NY Times: https://www.nytimes.com/2024/01/03/books/review/claudine-gay-harvard-resignation-letter.html

Clovis Gay’s Resignance Highlights the Trouble with Regulating Academic Writing: Reflections on an American Agriestest Citizen

Gay was the first person of color and the second woman to hold the post at Harvard and has had a rise throughout her career and field of political science. She was persistently courted by the nation’s most prominent institutions in her early days.

“Amidst all of this, it has been distressing to have doubts about my commitment to confronting hate and to uphold scholarly rigor, two values that are fundamental to who I am,” she wrote.

The irony, Tomar said, is that Gay’s alleged failings are likely only now coming to light because of the endless amounts of data that gets fed into artificial intelligence programs, such as Chat GPT.

He believes academic leaders will also likely be outed in the same way. It’s wrong to focus on those caught violating an institution’s policies, even though he feels little sympathy for them.

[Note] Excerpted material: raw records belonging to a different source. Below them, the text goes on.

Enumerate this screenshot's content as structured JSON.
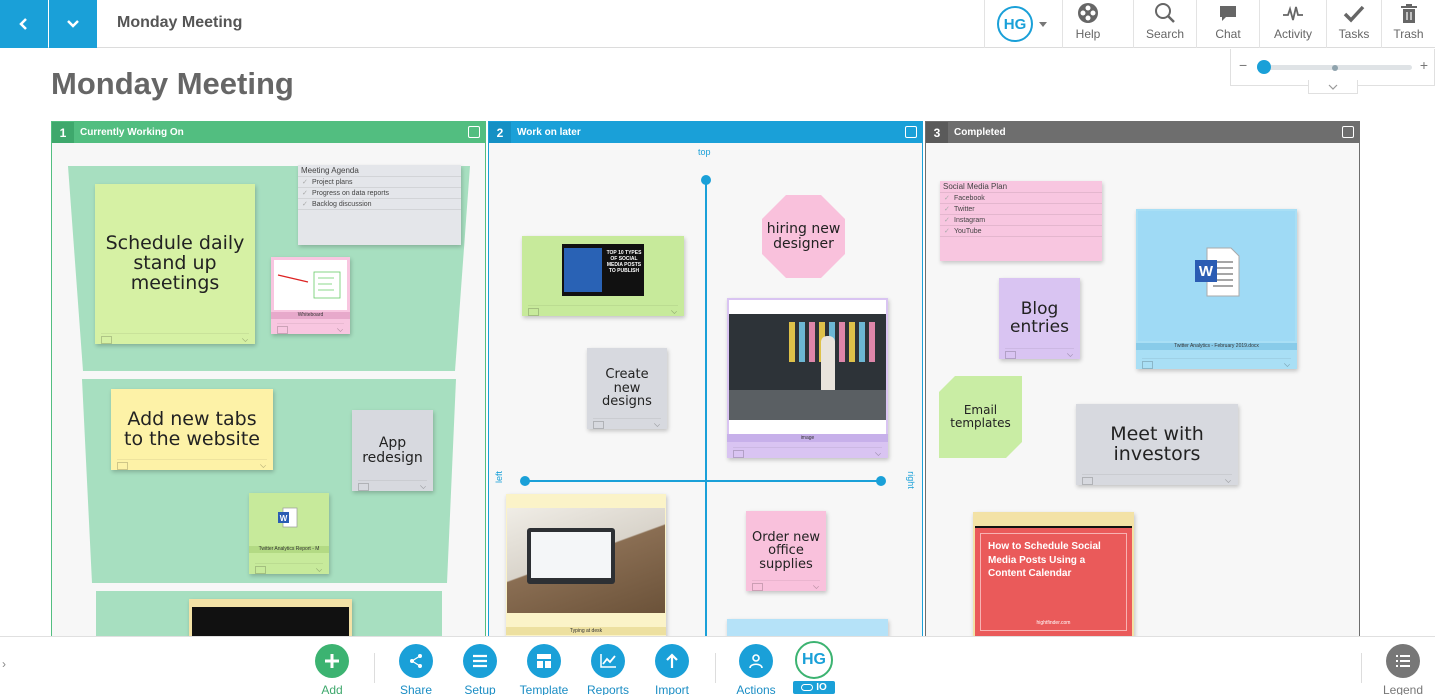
{
  "app": {
    "title": "Monday Meeting",
    "heading": "Monday Meeting",
    "avatar_initials": "HG",
    "accent_color": "#1aa0d8"
  },
  "toolbar": {
    "help": "Help",
    "search": "Search",
    "chat": "Chat",
    "activity": "Activity",
    "tasks": "Tasks",
    "trash": "Trash"
  },
  "columns": [
    {
      "number": "1",
      "name": "Currently Working On",
      "color": "#52be80"
    },
    {
      "number": "2",
      "name": "Work on later",
      "color": "#1aa0d8"
    },
    {
      "number": "3",
      "name": "Completed",
      "color": "#6e6e6e"
    }
  ],
  "col1": {
    "note_standup": "Schedule daily stand up meetings",
    "note_tabs": "Add new tabs to the website",
    "note_app": "App redesign",
    "agenda": {
      "title": "Meeting Agenda",
      "items": [
        "Project plans",
        "Progress on data reports",
        "Backlog discussion"
      ]
    },
    "whiteboard_caption": "Whiteboard",
    "doc_caption": "Twitter Analytics Report - M"
  },
  "col2": {
    "axis_top": "top",
    "axis_left": "left",
    "axis_right": "right",
    "note_designer": "hiring new designer",
    "note_designs": "Create new designs",
    "note_supplies": "Order new office supplies",
    "image_caption": "image",
    "typing_caption": "Typing at desk",
    "social_banner": "TOP 10 TYPES OF SOCIAL MEDIA POSTS TO PUBLISH"
  },
  "col3": {
    "social_plan": {
      "title": "Social Media Plan",
      "items": [
        "Facebook",
        "Twitter",
        "Instagram",
        "YouTube"
      ]
    },
    "note_blog": "Blog entries",
    "note_email": "Email templates",
    "note_investors": "Meet with investors",
    "word_caption": "Twitter Analytics - February 2019.docx",
    "schedule_banner": "How to Schedule Social Media Posts Using a Content Calendar",
    "schedule_url": "hightfinder.com"
  },
  "bottom": {
    "add": "Add",
    "share": "Share",
    "setup": "Setup",
    "template": "Template",
    "reports": "Reports",
    "import": "Import",
    "actions": "Actions",
    "avatar": "HG",
    "io_label": "IO",
    "legend": "Legend"
  }
}
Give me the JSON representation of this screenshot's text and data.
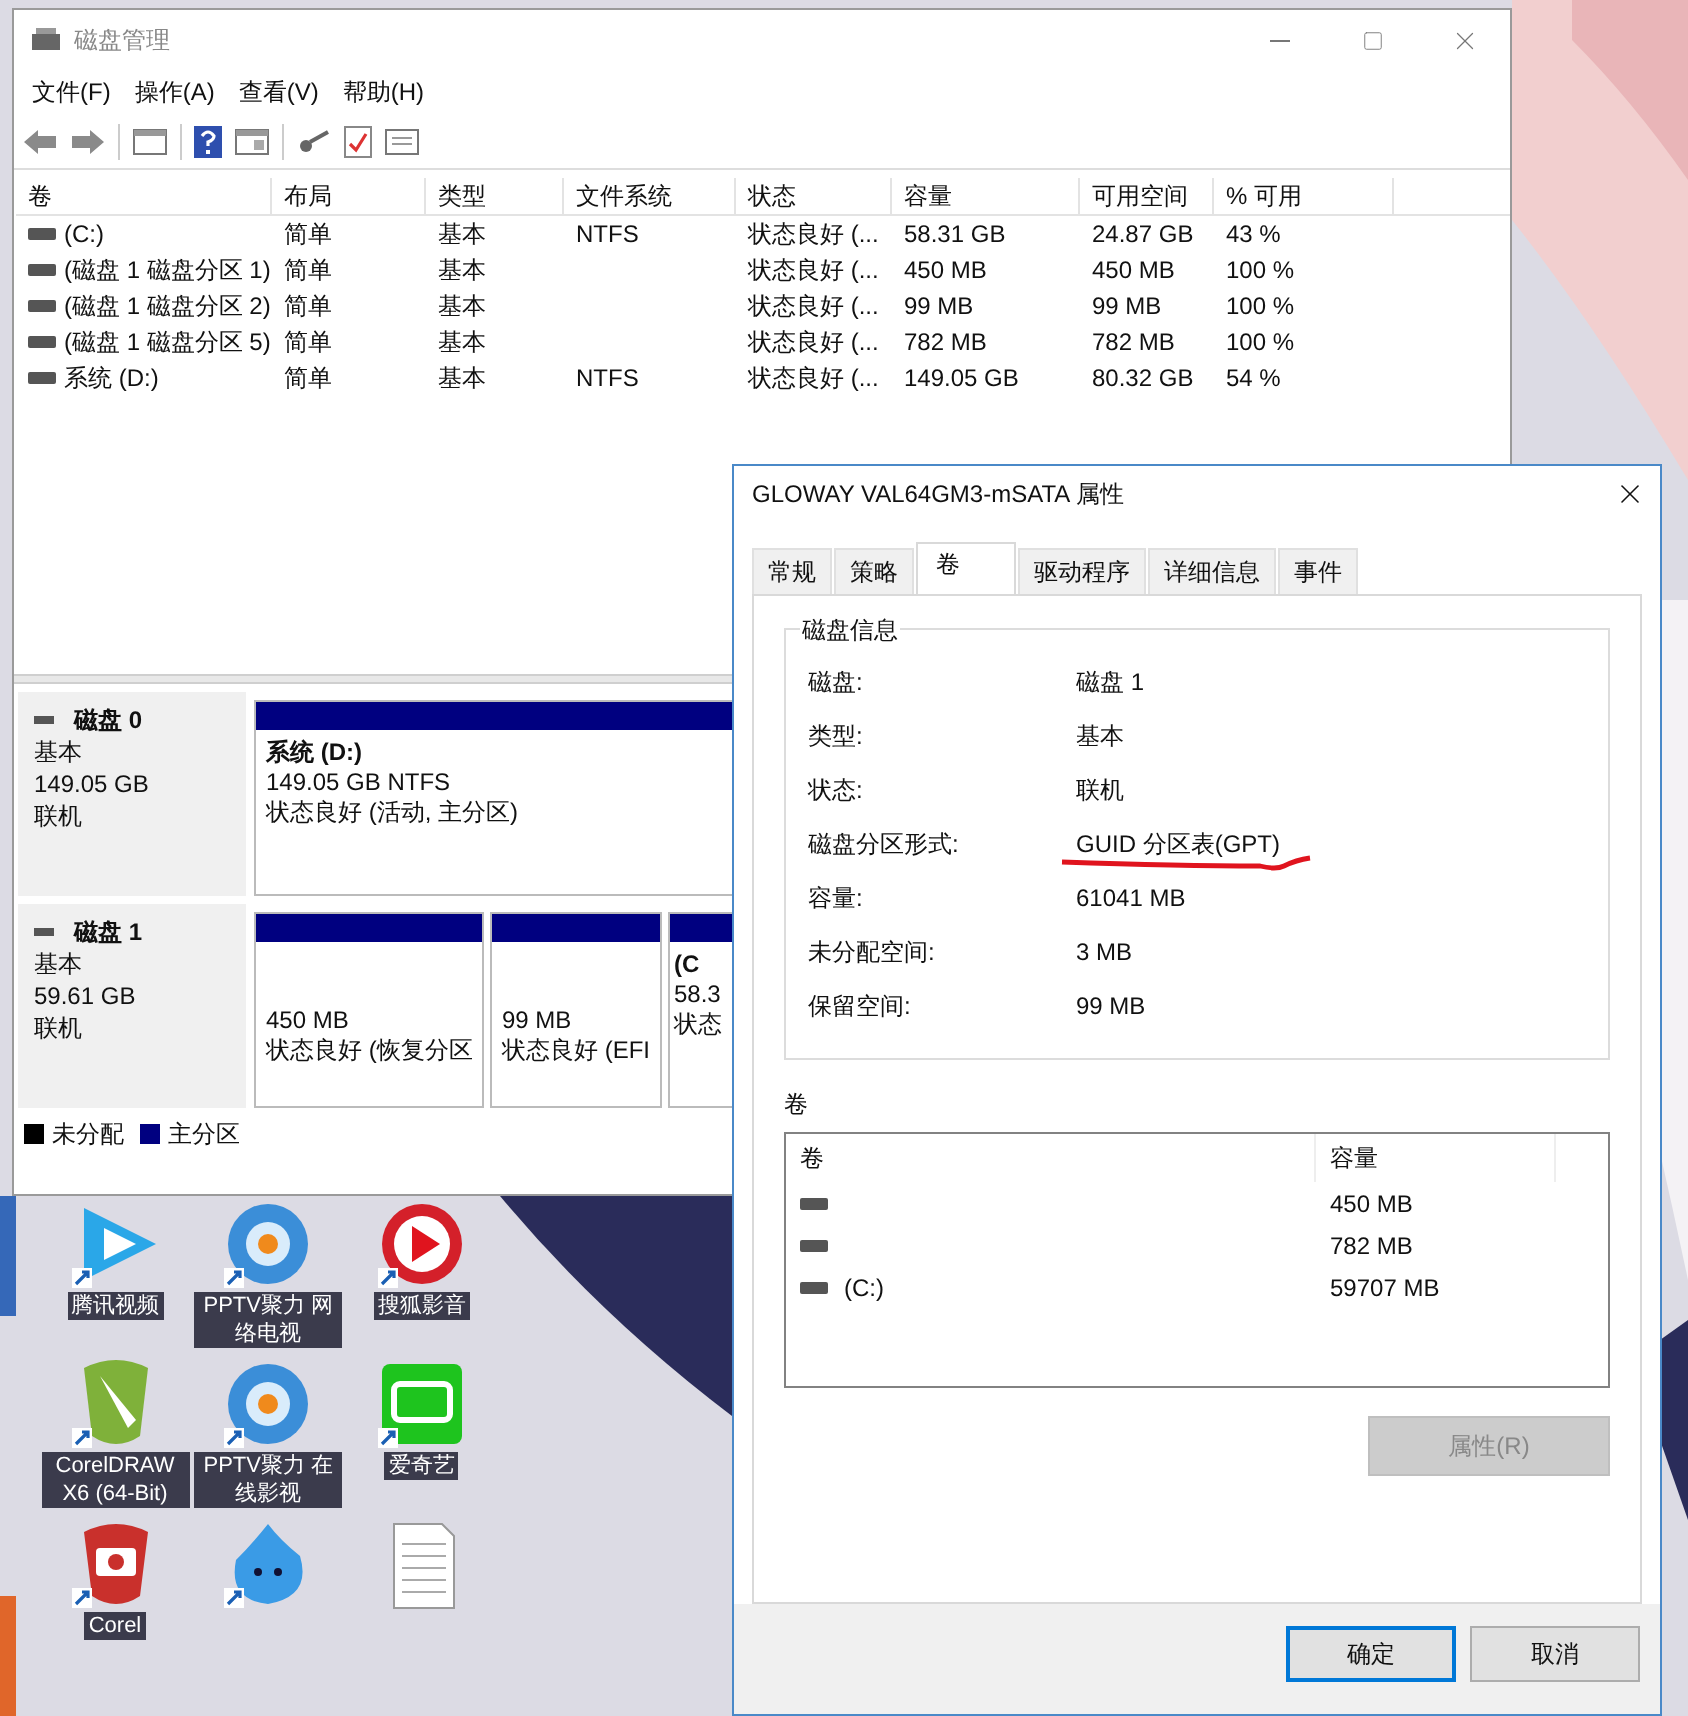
{
  "desktop": {
    "icons": [
      {
        "label": "腾讯视频",
        "kind": "play"
      },
      {
        "label": "PPTV聚力 网络电视",
        "kind": "disc"
      },
      {
        "label": "搜狐影音",
        "kind": "redplay"
      },
      {
        "label": "CorelDRAW X6 (64-Bit)",
        "kind": "pen"
      },
      {
        "label": "PPTV聚力 在线影视",
        "kind": "disc"
      },
      {
        "label": "爱奇艺",
        "kind": "green"
      },
      {
        "label": "Corel",
        "kind": "camera"
      },
      {
        "kind": "blob"
      },
      {
        "kind": "document"
      }
    ]
  },
  "disk_management": {
    "title": "磁盘管理",
    "menu": [
      "文件(F)",
      "操作(A)",
      "查看(V)",
      "帮助(H)"
    ],
    "volumes": {
      "columns": [
        "卷",
        "布局",
        "类型",
        "文件系统",
        "状态",
        "容量",
        "可用空间",
        "% 可用"
      ],
      "rows": [
        [
          "(C:)",
          "简单",
          "基本",
          "NTFS",
          "状态良好 (...",
          "58.31 GB",
          "24.87 GB",
          "43 %"
        ],
        [
          "(磁盘 1 磁盘分区 1)",
          "简单",
          "基本",
          "",
          "状态良好 (...",
          "450 MB",
          "450 MB",
          "100 %"
        ],
        [
          "(磁盘 1 磁盘分区 2)",
          "简单",
          "基本",
          "",
          "状态良好 (...",
          "99 MB",
          "99 MB",
          "100 %"
        ],
        [
          "(磁盘 1 磁盘分区 5)",
          "简单",
          "基本",
          "",
          "状态良好 (...",
          "782 MB",
          "782 MB",
          "100 %"
        ],
        [
          "系统 (D:)",
          "简单",
          "基本",
          "NTFS",
          "状态良好 (...",
          "149.05 GB",
          "80.32 GB",
          "54 %"
        ]
      ]
    },
    "disks": [
      {
        "name": "磁盘 0",
        "type": "基本",
        "size": "149.05 GB",
        "status": "联机",
        "partitions": [
          {
            "label": "系统  (D:)",
            "size": "149.05 GB NTFS",
            "status": "状态良好 (活动, 主分区)"
          }
        ]
      },
      {
        "name": "磁盘 1",
        "type": "基本",
        "size": "59.61 GB",
        "status": "联机",
        "partitions": [
          {
            "size": "450 MB",
            "status": "状态良好 (恢复分区"
          },
          {
            "size": "99 MB",
            "status": "状态良好 (EFI"
          },
          {
            "label": "(C",
            "size": "58.3",
            "status": "状态"
          }
        ]
      }
    ],
    "legend": [
      {
        "label": "未分配",
        "color": "#000000"
      },
      {
        "label": "主分区",
        "color": "#000080"
      }
    ]
  },
  "properties_dialog": {
    "title": "GLOWAY VAL64GM3-mSATA 属性",
    "tabs": [
      {
        "label": "常规",
        "selected": false
      },
      {
        "label": "策略",
        "selected": false
      },
      {
        "label": "卷",
        "selected": true
      },
      {
        "label": "驱动程序",
        "selected": false
      },
      {
        "label": "详细信息",
        "selected": false
      },
      {
        "label": "事件",
        "selected": false
      }
    ],
    "group_title": "磁盘信息",
    "fields": [
      {
        "label": "磁盘:",
        "value": "磁盘 1",
        "annotated": false
      },
      {
        "label": "类型:",
        "value": "基本",
        "annotated": false
      },
      {
        "label": "状态:",
        "value": "联机",
        "annotated": false
      },
      {
        "label": "磁盘分区形式:",
        "value": "GUID 分区表(GPT)",
        "annotated": true
      },
      {
        "label": "容量:",
        "value": "61041 MB",
        "annotated": false
      },
      {
        "label": "未分配空间:",
        "value": "3 MB",
        "annotated": false
      },
      {
        "label": "保留空间:",
        "value": "99 MB",
        "annotated": false
      }
    ],
    "volumes_label": "卷",
    "volume_list": {
      "columns": [
        "卷",
        "容量"
      ],
      "rows": [
        {
          "size": "450 MB"
        },
        {
          "size": "782 MB"
        },
        {
          "name": "(C:)",
          "size": "59707 MB"
        }
      ]
    },
    "properties_button": {
      "label": "属性(R)",
      "disabled": true
    },
    "footer_buttons": [
      {
        "label": "确定",
        "default": true
      },
      {
        "label": "取消",
        "default": false
      }
    ]
  }
}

It may be possible to retroactively discover what someone did in the 1990s. But ought we not to be slightly more concerned about what the person who was going to graduate next year is doing?” he asked.

Source: Claudine Gay’s resignation highlights the trouble with regulating academic writing

The Harvard Review of Ph.D. Publications: An Investigation of Dr. Gay’s Detection of Academic Plagiarism

The corporation added: “While the analysis found no violation of Harvard’s standards for research misconduct, President Gay is proactively requesting four corrections in two articles to insert citations and quotation marks that were omitted from the original publications.” The articles date back to 2001 and 2017.

On Monday, right-wing website the Washington Free Beacon reported that it found problems in four of Gay’s published papers, including her 1997 dissertation.

“Supervisors should bear some responsibility for mentoring and shepherding the student to ensure that the quality of the work that they produce is high,” he said.

Additionally, Ph.D. dissertations go through several steps of verification, including being reviewed by a supervisor, an examination committee and peers.

Dr. Sarah Elaine Eaton says that plagiarism allegations are mostly handled manually.

Tomar began his career as a professional cheater during this pre-internet time. “It was really, really easy to get away with Googling and cutting and pasting before educators were really hip to it,” he recalled.

Without the plagiarism detection software programs that are now in use, professors were encouraged to use their intuition if something felt off with an assignment. They were urged to hold one-on-one meetings to help them assess a student’s grasp of the material.

The 1990s and 2000s were the infancy of the internet, and that’s how it was due to the absence of plagiarism detection technology. Physical libraries used card catalogs to conduct research. It was common for the papers to be written by hand and then typed into a computer. Back then, the only software tools that were available at the time were not as advanced as what we have today.

The alarm bells were raised less 20 years ago, according to Tomar. “It’s a no-brainer to me that she was just sort of right ahead of the curve of detection at the time.”

Gay’s writing went undetected for so long because Dave Tomar, who is a professional cheat, spent about a decade ghost-writing academic papers for undergrads and post-doc students.

Gay is not the first head of an academic institution unseated by allegations of plagiarism: Marc Tessier-Lavigne resigned last year as Stanford’s president after an investigation found several academic reports he authored contained manipulated data. And in 2021, Robert Caslen resigned as president of the University of South Carolina after plagiarizing part of a speech.

The context to go around now that Dr. Gay is out is much more extensive than it was before. Her career is no longer a steady climb through faculty and administrative ranks to the peak of American higher education.